Agnès Pannier-Runacher, ministre de la transition écologique, de la biodiversité, de la forêt, de la mer et de la pêche . Vous l'avez rappelé, en février dernier, le cyclone Garance a touché La Réunion, notamment l'est et le nord de l'île, de manière brutale. Le gouvernement s'est fortement mobilisé auprès des élus du territoire pour répondre sans délai à l'urgence de la crise et pour déterminer avec eux les objectifs, les étapes et les moyens de la reconstruction.
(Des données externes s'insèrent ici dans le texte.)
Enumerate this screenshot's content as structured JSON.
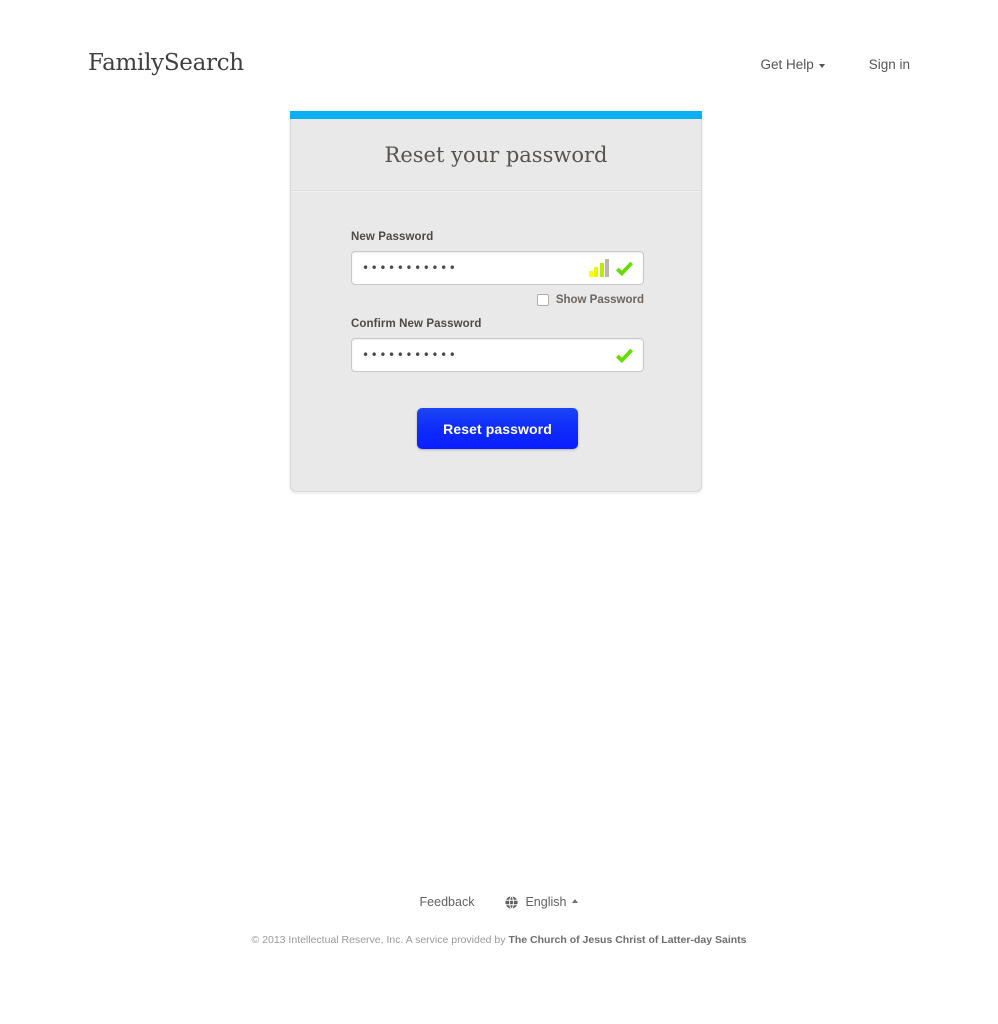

Manuel Valls, ministre d'État, ministre des outre-mer, s'est rendu à trois reprises à La Réunion pour prendre la mesure des dégâts et dégager des réponses adaptées. Je me suis moi-même déplacée à La Réunion en mars, puis le président de la République s'est rendu sur place en avril dernier. En l'absence de Manuel Valls, que je vous prie d'excuser, je vous apporte ainsi une réponse collective, au nom du gouvernement.
Des aides exceptionnelles ont été déployées pour soutenir les agriculteurs – notamment les planteurs de canne – à hauteur de 15 millions. Manuel Valls a mandaté le préfet pour établir un pacte d'avenir avec les élus des collectivités territoriales. Ce document stratégique pluriannuel a été construit avec les collectivités autour de trois axes : l'indemnisation – nous y sommes –, la reconstruction et l'adaptation préventive – que vous appelez de vos vœux – au changement climatique.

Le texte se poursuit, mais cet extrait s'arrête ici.